- Court: Court of Appeal of England and Wales
- Citations: [1993] EWCA Civ 26, [1994] IRLR 9

Keywords
- Unfair dismissal

= Port of London Authority v Payne =

British labour law case

Port of London Authority v Payne [1993] EWCA Civ 26 is a UK labour law case, concerning unfair dismissal and the remedy of reinstatement.

==Facts==
The Port of London Authority attempted to dismiss trade union officials. In July 1989 they wished to reduce workers at Tilbury. Dockworkers were dismissed and 17 were shop stewards. They claimed the dismissals were actually motivated by their being union officials. An industrial tribunal found the complaints to be justified. It ordered re-engagement under the Employment Protection (Consolidation) Act 1978 section 69 for 12 applicants, and gave compensation to the others. The Port of London Authority did not comply with the orders. Under section 75A a new tribunal found that on the balance of probabilities it was practicable to comply with the order, and so made a special award of compensation.

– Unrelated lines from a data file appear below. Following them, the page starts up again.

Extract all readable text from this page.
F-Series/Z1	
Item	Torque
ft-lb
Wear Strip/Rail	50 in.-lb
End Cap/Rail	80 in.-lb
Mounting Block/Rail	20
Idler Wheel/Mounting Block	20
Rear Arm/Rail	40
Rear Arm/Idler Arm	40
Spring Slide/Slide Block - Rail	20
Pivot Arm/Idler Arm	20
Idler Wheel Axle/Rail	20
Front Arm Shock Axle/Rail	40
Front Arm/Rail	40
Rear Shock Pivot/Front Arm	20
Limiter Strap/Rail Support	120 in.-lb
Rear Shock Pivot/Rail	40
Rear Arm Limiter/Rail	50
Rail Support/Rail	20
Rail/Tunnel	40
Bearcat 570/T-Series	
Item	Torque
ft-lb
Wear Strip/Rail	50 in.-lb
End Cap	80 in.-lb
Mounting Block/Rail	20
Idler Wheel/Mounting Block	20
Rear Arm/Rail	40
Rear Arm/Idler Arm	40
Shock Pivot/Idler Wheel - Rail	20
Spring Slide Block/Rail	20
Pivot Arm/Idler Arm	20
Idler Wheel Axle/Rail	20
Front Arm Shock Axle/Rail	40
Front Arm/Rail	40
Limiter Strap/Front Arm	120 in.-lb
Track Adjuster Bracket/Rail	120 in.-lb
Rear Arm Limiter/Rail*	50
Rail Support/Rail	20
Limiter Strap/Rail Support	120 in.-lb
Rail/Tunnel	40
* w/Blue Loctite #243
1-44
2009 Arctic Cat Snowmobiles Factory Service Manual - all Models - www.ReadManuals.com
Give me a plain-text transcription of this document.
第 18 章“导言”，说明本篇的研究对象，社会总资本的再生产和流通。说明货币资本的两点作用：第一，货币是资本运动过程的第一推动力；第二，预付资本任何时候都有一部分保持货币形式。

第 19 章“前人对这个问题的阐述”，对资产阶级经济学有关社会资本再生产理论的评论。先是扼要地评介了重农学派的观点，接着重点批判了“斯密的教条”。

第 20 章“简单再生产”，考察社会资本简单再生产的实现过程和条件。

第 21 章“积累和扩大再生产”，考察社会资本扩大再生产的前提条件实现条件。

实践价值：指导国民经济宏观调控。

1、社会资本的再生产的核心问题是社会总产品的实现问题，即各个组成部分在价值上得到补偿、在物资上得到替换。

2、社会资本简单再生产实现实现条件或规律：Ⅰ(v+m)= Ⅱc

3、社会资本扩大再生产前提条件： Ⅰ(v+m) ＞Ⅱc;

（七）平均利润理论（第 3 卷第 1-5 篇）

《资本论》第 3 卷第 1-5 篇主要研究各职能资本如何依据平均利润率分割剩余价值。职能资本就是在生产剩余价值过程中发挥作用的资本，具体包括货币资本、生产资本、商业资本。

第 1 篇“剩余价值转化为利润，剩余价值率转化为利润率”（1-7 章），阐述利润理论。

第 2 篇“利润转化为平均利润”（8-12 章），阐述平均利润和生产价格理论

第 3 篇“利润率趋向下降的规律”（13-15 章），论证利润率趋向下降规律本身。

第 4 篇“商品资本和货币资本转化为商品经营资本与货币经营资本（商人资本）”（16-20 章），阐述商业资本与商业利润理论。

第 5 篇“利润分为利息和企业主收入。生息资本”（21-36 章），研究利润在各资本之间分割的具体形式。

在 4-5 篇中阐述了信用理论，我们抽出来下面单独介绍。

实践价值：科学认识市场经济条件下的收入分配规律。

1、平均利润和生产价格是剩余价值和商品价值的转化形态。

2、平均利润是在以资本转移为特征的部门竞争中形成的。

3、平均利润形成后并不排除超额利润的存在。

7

The EAT upheld the Port of London Authority's appeal against the re-engagement order.

==Judgment==
The Court of Appeal denied reinstatement because the employer had shown there were no vacancies and it would be disruptive to ask others to take voluntary redundancy. The Tribunal had failed to give due weight to the employer's commercial judgment about that practicability, unless the employer was to be disbelieved.

Neill LJ said the following.

The employer does not have to show that reinstatement or reengagement was impossible. It is a matter of what is practicable in the circumstances of the employer’s business at the relevant time.